Puede dar la sensación de que el título de la nueva producción de Pixar llama a engaño, puesto que así se llama la bisabuela del protagonista, Miguel, un personaje, en apariencia, secundario para la acción… Pero la realidad es que la elección de Lee Unkrich y Adrian Molina no es casual, pues aunque la historia nos coloca en el punto de vista del niño para que descubramos a su mismo ritmo la Tierra de los Muertos –es decir, la versión del Más Allá que describe el largometraje–, en realidad el eje dramático de la misma está situado en la relación Héctor/Coco.
Es decir, en realidad lo que nos está narrando el filme, aunque sea en segundo plano, son los esfuerzos desesperados de un padre por volver a ver, aunque sea brevemente, a una hija de cuya vida, por circunstancias que él mismo no se explica –y que descubrirá, junto al espectador, en el clímax de la historia–, desapareció de forma súbita… Y, de alguna manera, reconciliarse con lo ocurrido, compensar todos los años perdidos y aliviar el dolor causado. Un arco dramático que queda muy bien definido en la melodía que el matrimonio Kristen Anderson-Lopez/Robert Lopez ha compuesto para el largometraje, Recuérdame –que se repite durante el metraje, y en dos ocasiones con una emotividad realmente prodigiosa–.
Porque, pese a su tono vital, optimista, Coco habla de herencias vitales, de heridas primarias y de elecciones cuestionadas. Hasta el punto de que el viaje a la Tierra de los Muertos no sirve para que Miguel se reconcilie con su familia, sino que, más bien, lo que provoca es que sea ésta la que se enfrente a su propia cerrazón, a esa negatividad heredada que tan bien se resume en el arranque del metraje: la reivindicación que hace el niño de su pasión por la música, de ese talento en bruto que le ha permitido aprender a tocar la guitarra viendo películas de Ernesto de la Cruz, funciona como terapia de regresión para su tatarabuela Imelda, que reencuentra, de alguna manera, sus ilusiones perdidas.

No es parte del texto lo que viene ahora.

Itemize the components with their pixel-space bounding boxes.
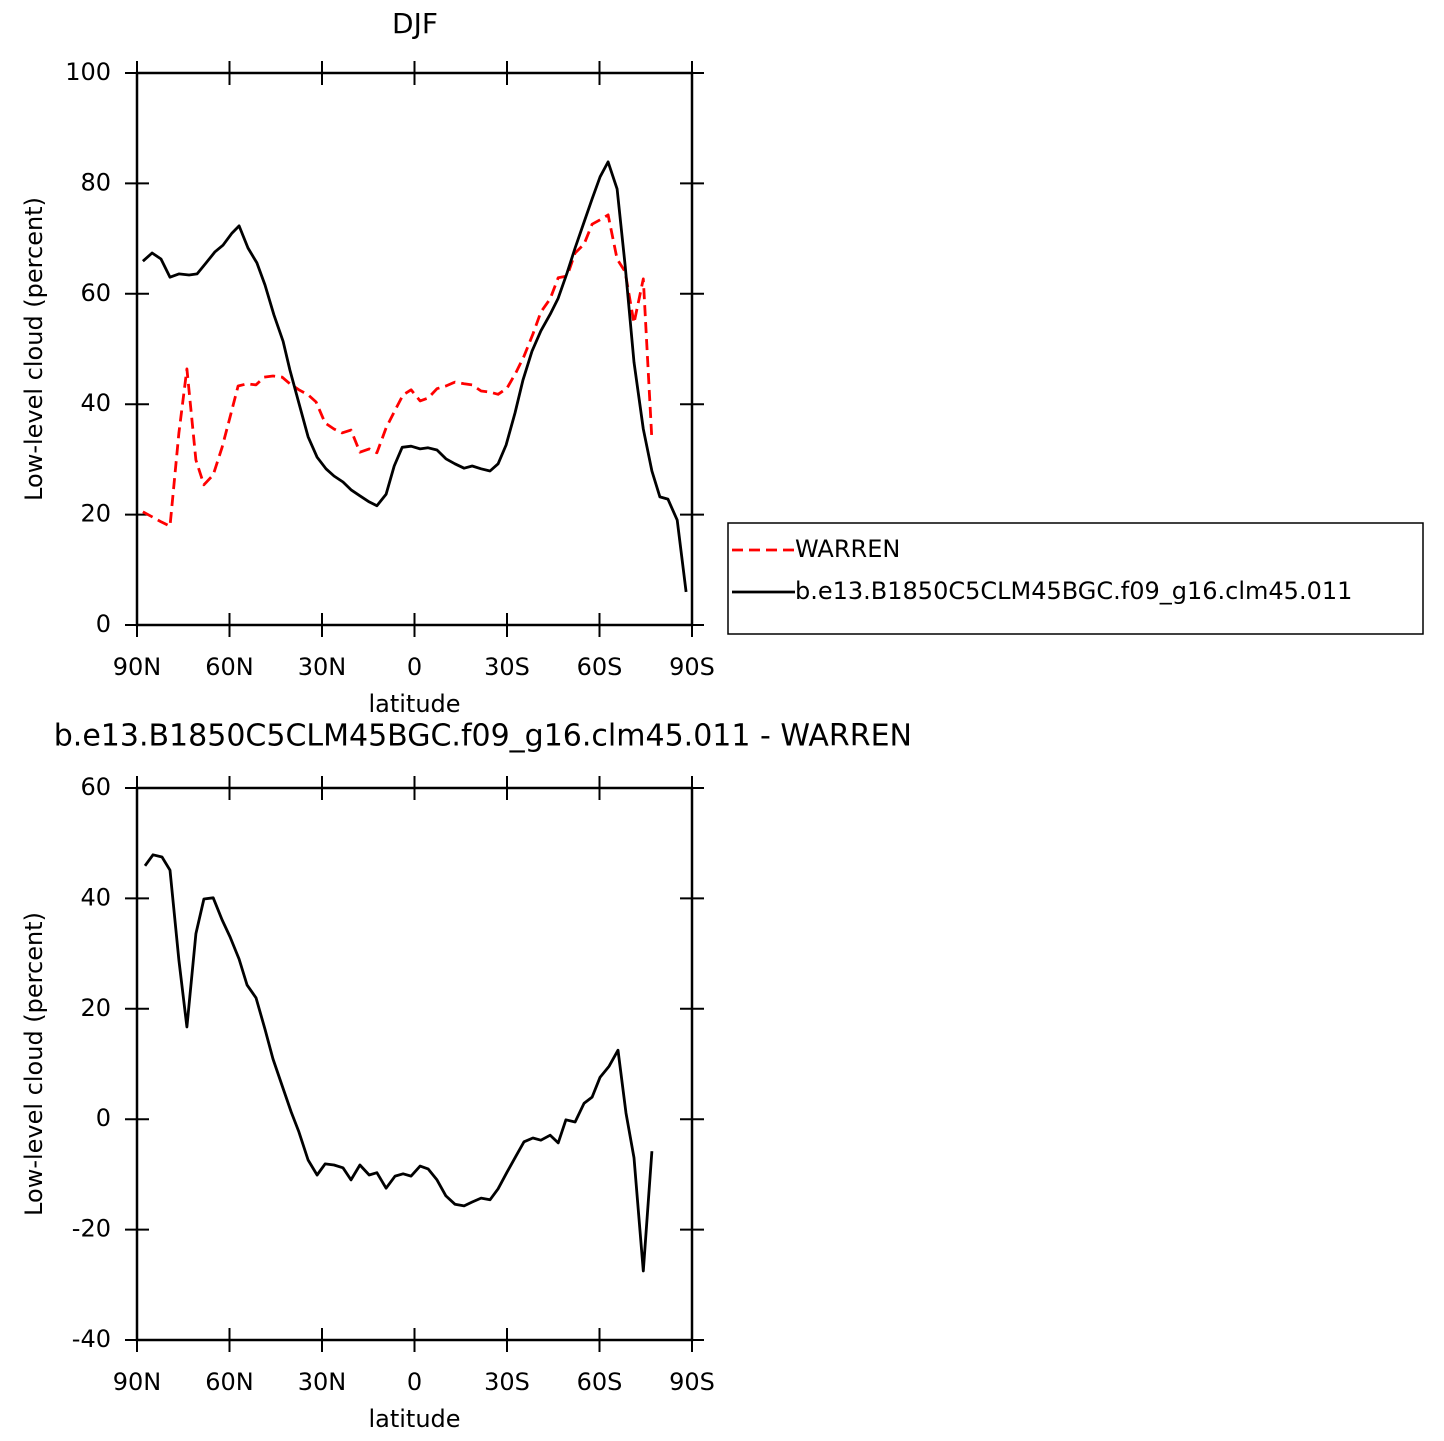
- x-tick-label: 30N: [298, 653, 347, 681]
- legend-label: b.e13.B1850C5CLM45BGC.f09_g16.clm45.011: [795, 577, 1352, 605]
- x-tick-label: 90N: [113, 653, 162, 681]
- y-axis-title: Low-level cloud (percent): [20, 912, 48, 1216]
- y-tick-label: 100: [65, 58, 111, 86]
- chart-title: b.e13.B1850C5CLM45BGC.f09_g16.clm45.011 …: [54, 719, 912, 754]
- x-tick-label: 30S: [484, 1368, 530, 1396]
- x-tick-label: 60S: [577, 653, 623, 681]
- y-tick-label: 40: [80, 883, 111, 911]
- x-axis-title: latitude: [368, 1405, 460, 1433]
- legend-box: [727, 522, 1424, 635]
- y-tick-label: 60: [80, 773, 111, 801]
- y-tick-label: -20: [72, 1215, 111, 1243]
- y-tick-label: 80: [80, 168, 111, 196]
- y-tick-label: 60: [80, 279, 111, 307]
- y-tick-label: -40: [72, 1325, 111, 1353]
- data-line: [141, 160, 688, 593]
- legend-label: WARREN: [795, 535, 900, 563]
- x-tick-label: 0: [407, 653, 422, 681]
- x-axis-title: latitude: [368, 690, 460, 718]
- y-tick-label: 0: [96, 1104, 111, 1132]
- y-tick-label: 40: [80, 389, 111, 417]
- x-tick-label: 0: [407, 1368, 422, 1396]
- y-axis-title: Low-level cloud (percent): [20, 197, 48, 501]
- data-line: [143, 853, 654, 1273]
- y-tick-label: 20: [80, 994, 111, 1022]
- x-tick-label: 90N: [113, 1368, 162, 1396]
- plot-frame: [135, 71, 694, 627]
- x-tick-label: 60N: [205, 1368, 254, 1396]
- x-tick-label: 60S: [577, 1368, 623, 1396]
- data-line: [142, 213, 654, 528]
- x-tick-label: 30N: [298, 1368, 347, 1396]
- y-tick-label: 0: [96, 610, 111, 638]
- x-tick-label: 90S: [669, 653, 715, 681]
- y-tick-label: 20: [80, 500, 111, 528]
- x-tick-label: 90S: [669, 1368, 715, 1396]
- x-tick-label: 30S: [484, 653, 530, 681]
- x-tick-label: 60N: [205, 653, 254, 681]
- chart-title: DJF: [392, 7, 438, 40]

El trayecto de Miguel no es solamente, pues, uno de autodescubrimiento, sino también de reivindicación de su propio carácter, de su idiosincrasia, frente al carácter represivo de una familia marcada por las expectativas profesionales de un negocio heredado –en este caso, la zapatería–. De forma, si queréis, exagerada, pero Unkrich y Molina no dejan de reflejar aquello que los padres hacemos, a veces, de forma (casi) inconsciente: proyectar nuestras propias expectativas, nuestros sueños, en nuestros hijos –sea jugar a fútbol o convertirlos en aficionados al cine–, en lugar de escuchar sus inquietudes personales sin que nosotros las mediaticemos.
De hecho, si Coco habla de la memoria familiar, y de la importancia de su conservación, es porque, siendo conscientes de nuestra herencia, somos también más capaces –como le acaba ocurriendo a Miguel– de entendernos a nosotros mismos y de reconciliarnos con quién somos y por qué somos.